Homework 1

Due by 11:59 PM on Tuesday, February 1, 2022

Instructions

This assignment is just about GitHub and data management. The goal is to give you a chance to practice wrangling and tidying data. We do this very early in the class because soon (next week) we will start doing some empirical analysis using real data. The sooner you are comfortable with the datasets, the better.

Please turn in your empirical work as a PDF in Canvas. I recommend creating this PDF using R Markdown. If you are not familiar with R Markdown, take a look at the following resources:

If you’re new to R Markdown, then there will be some growing pains. Please be patient with yourself and stick to it. One of the goals of the course is to develop good workflow habits. This means doing work in a way that minimizes mistakes and maximizes reproducability. R Markdown exists exactly for these reasons. It allows you to keep your data analysis and the description of that analysis together in a single document or group of documents. It’s really easy to introduce mistakes when copying and pasting empirical results into a text document, and it’s even easier to waste hours (days/weeks?) re-pasting results into your text document and re-writing the results accordingly. Doing everything in R Markdown avoids all of these issues. In the long run, it’s much more efficient.

Note that, for your submission, I do not need to see all of your code. You can include snippets of code files to highlight the most important parts of your work, but please don’t include all of your code or large printouts of data in the final PDF submission.

Building the data

The purpose of this part of the assignment is essentially to practice database management. Most of your professional lives will likely involve managing data. It can be tedious but also extremely rewarding when you finally get to find out what’s going on in the analysis stage. Anyway, let’s get to work! All of these questions require you to use the Medicare Advantage GitHub Repo.

Enrollment Data

Run the R code to organize the Monthly Plan Enrollment Data. Once you’ve created your final dataset (it’s called full_ma_data in my code), answer the following:

How many observations exist in your current dataset?
How many different plan_types exist in the data?
Provide a table of the count of plans under each plan type in each year. Your table should look something like Table 1.

knitr::kable(test.data, col.names=c("2010","2011","2012","2013","2014","2015"),
             type="html", caption = "Plan Count by Year", booktabs = TRUE)

Table 1: Plan Count by Year
	2010	2011	2012	2013	2014	2015
Type 1	21	32	14	47	35	21
Type 2	42	33	13	24	14	42
Type 3	21	27	40	24	32	21

Remove all special needs plans (SNP), employer group plans (eghp), and all “800-series” plans. Provide an updated version of Table 1 after making these exclusions.
Merge the contract service area data to the enrollment data, and restrict the data only to contracts that are approved in their respective counties. The R script to create the service area dataset is here: Contract Service Area.

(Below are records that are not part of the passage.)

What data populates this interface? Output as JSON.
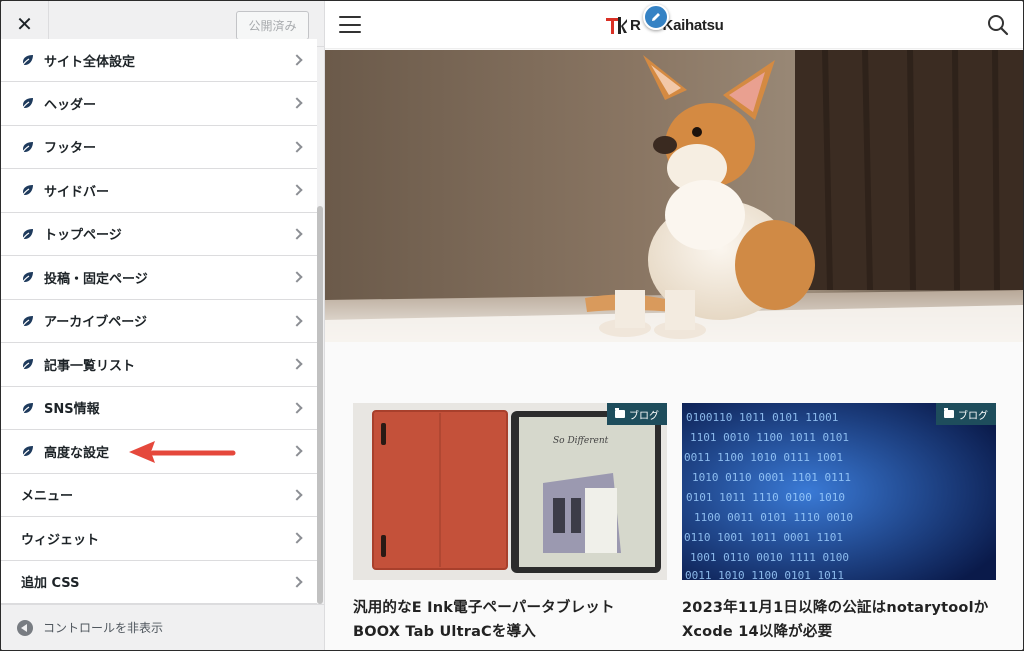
{
  "sidebar": {
    "close_label": "✕",
    "publish_label": "公開済み",
    "items": [
      {
        "label": "サイト全体設定",
        "icon": "cocoon-leaf-icon"
      },
      {
        "label": "ヘッダー",
        "icon": "cocoon-leaf-icon"
      },
      {
        "label": "フッター",
        "icon": "cocoon-leaf-icon"
      },
      {
        "label": "サイドバー",
        "icon": "cocoon-leaf-icon"
      },
      {
        "label": "トップページ",
        "icon": "cocoon-leaf-icon"
      },
      {
        "label": "投稿・固定ページ",
        "icon": "cocoon-leaf-icon"
      },
      {
        "label": "アーカイブページ",
        "icon": "cocoon-leaf-icon"
      },
      {
        "label": "記事一覧リスト",
        "icon": "cocoon-leaf-icon"
      },
      {
        "label": "SNS情報",
        "icon": "cocoon-leaf-icon"
      },
      {
        "label": "高度な設定",
        "icon": "cocoon-leaf-icon"
      },
      {
        "label": "メニュー"
      },
      {
        "label": "ウィジェット"
      },
      {
        "label": "追加 CSS"
      }
    ],
    "footer_label": "コントロールを非表示"
  },
  "preview": {
    "logo_text": "Kaihatsu",
    "logo_prefix": "R",
    "cards": [
      {
        "tag": "ブログ",
        "title_line1": "汎用的なE Ink電子ペーパータブレット",
        "title_line2": "BOOX Tab UltraCを導入"
      },
      {
        "tag": "ブログ",
        "title_line1": "2023年11月1日以降の公証はnotarytoolか",
        "title_line2": "Xcode 14以降が必要"
      }
    ]
  },
  "colors": {
    "accent": "#3582c4",
    "arrow": "#e5483c",
    "tag_bg": "#1e4d5c",
    "leaf_icon": "#1e3a5c"
  }
}
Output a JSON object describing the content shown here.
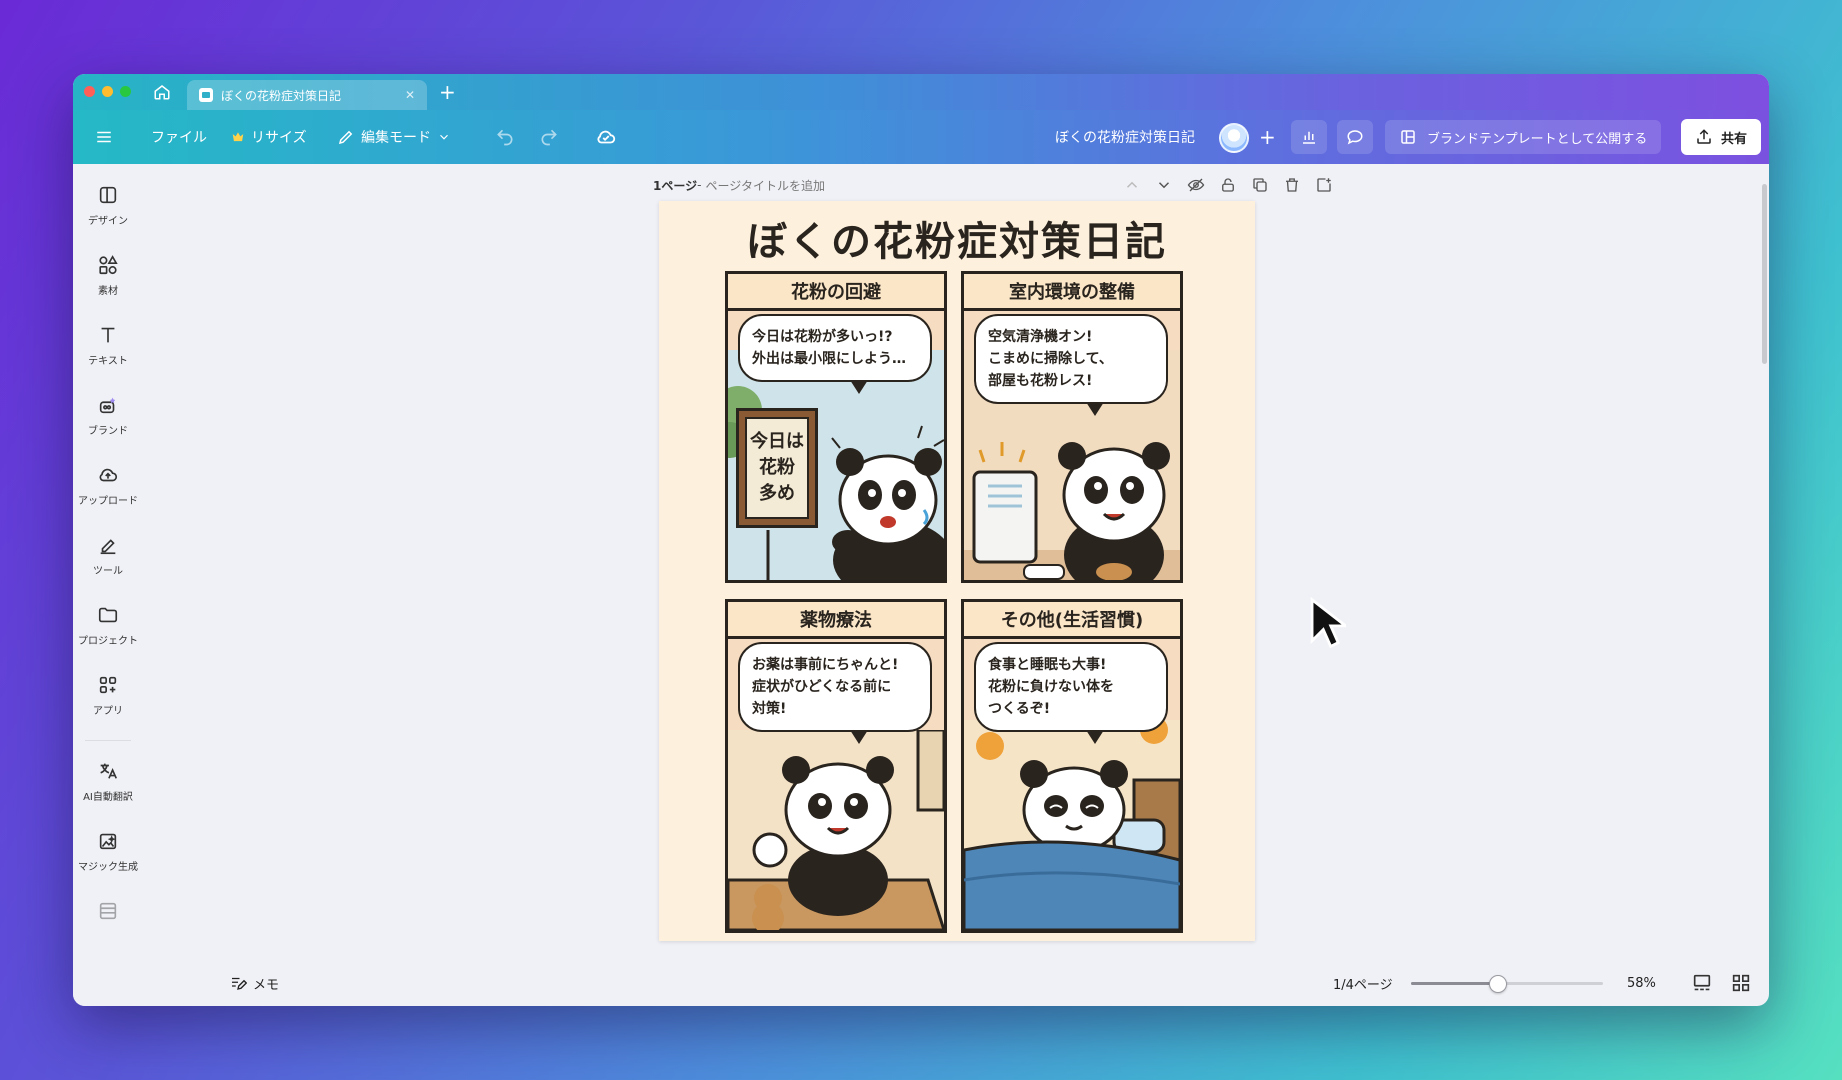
{
  "tab": {
    "title": "ぼくの花粉症対策日記"
  },
  "toolbar": {
    "file": "ファイル",
    "resize": "リサイズ",
    "edit_mode": "編集モード",
    "doc_title": "ぼくの花粉症対策日記",
    "publish": "ブランドテンプレートとして公開する",
    "share": "共有"
  },
  "sidebar": {
    "items": [
      {
        "label": "デザイン",
        "icon": "layout-icon"
      },
      {
        "label": "素材",
        "icon": "shapes-icon"
      },
      {
        "label": "テキスト",
        "icon": "text-icon"
      },
      {
        "label": "ブランド",
        "icon": "brand-icon"
      },
      {
        "label": "アップロード",
        "icon": "cloud-upload-icon"
      },
      {
        "label": "ツール",
        "icon": "pen-tool-icon"
      },
      {
        "label": "プロジェクト",
        "icon": "folder-icon"
      },
      {
        "label": "アプリ",
        "icon": "apps-icon"
      },
      {
        "label": "AI自動翻訳",
        "icon": "translate-icon"
      },
      {
        "label": "マジック生成",
        "icon": "magic-image-icon"
      }
    ]
  },
  "page_header": {
    "page_number": "1ページ",
    "separator": " - ",
    "title_placeholder": "ページタイトルを追加"
  },
  "comic": {
    "title": "ぼくの花粉症対策日記",
    "panels": [
      {
        "heading": "花粉の回避",
        "speech": "今日は花粉が多いっ!?\n外出は最小限にしよう…",
        "sign": [
          "今日は",
          "花粉",
          "多め"
        ]
      },
      {
        "heading": "室内環境の整備",
        "speech": "空気清浄機オン!\nこまめに掃除して、\n部屋も花粉レス!"
      },
      {
        "heading": "薬物療法",
        "speech": "お薬は事前にちゃんと!\n症状がひどくなる前に\n対策!"
      },
      {
        "heading": "その他(生活習慣)",
        "speech": "食事と睡眠も大事!\n花粉に負けない体を\nつくるぞ!"
      }
    ]
  },
  "bottom": {
    "memo": "メモ",
    "page_count": "1/4ページ",
    "zoom": "58%",
    "zoom_level": 0.45
  },
  "colors": {
    "accent": "#7d2ae8",
    "toolbar_start": "#25b9c6",
    "canvas_bg": "#fdf0dc"
  }
}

And you can follow the _BuildFinalData.r script to see where/how I join the datasets. The join takes place in the following section of the code:

final.data <- full.ma.data %>%
  inner_join(contract.service.area %>% 
               select(contractid, fips, year), 
             by=c("contractid", "fips", "year")) %>%
  filter(!state %in% c("VI","PR","MP","GU","AS","") &
           snp == "No" &
           (planid < 800 | planid >= 900) &
           !is.na(planid) & !is.na(fips))

Finally, limit your dataset only to plans with non-missing enrollment data. Provide a graph showing the average number of Medicare Advantage enrollees per county from 2008 to 2015. Be sure to format your graph in a meaningful way as we did in class.

Premium Data

Now we’re going to incorporate the plan premium information. This is part of the “Plan Characteristics” data, and the underlying R scripts for these files can be found here: Plan Characteristics.

Merge the plan characteristics data to the dataset you created in Step 6 above. Note that you’ll need to join the Market Penetration Data in order to get the information you need to merge the plan characteristics. This is because the plan characteristics data only have state name and county (not FIPS codes). The penetration files have both FIPS codes and state/county names, so that dataset serves as a good crosswalk file.
Provide a graph showing the average premium over time. Don’t forget about formatting!
Provide a graph showing the percentage of $0 premium plans over time. Also…remember to format things.

Summary Questions

With all of this data work and these great summaries, let’s take a step back and think about what all this means.

Why did we drop the “800-series” plans?
Why do so many plans charge a $0 premium? What does that really mean to a beneficiary?
Briefly describe your experience working with these data (just a few sentences). Tell me one thing you learned and one thing that really aggravated you.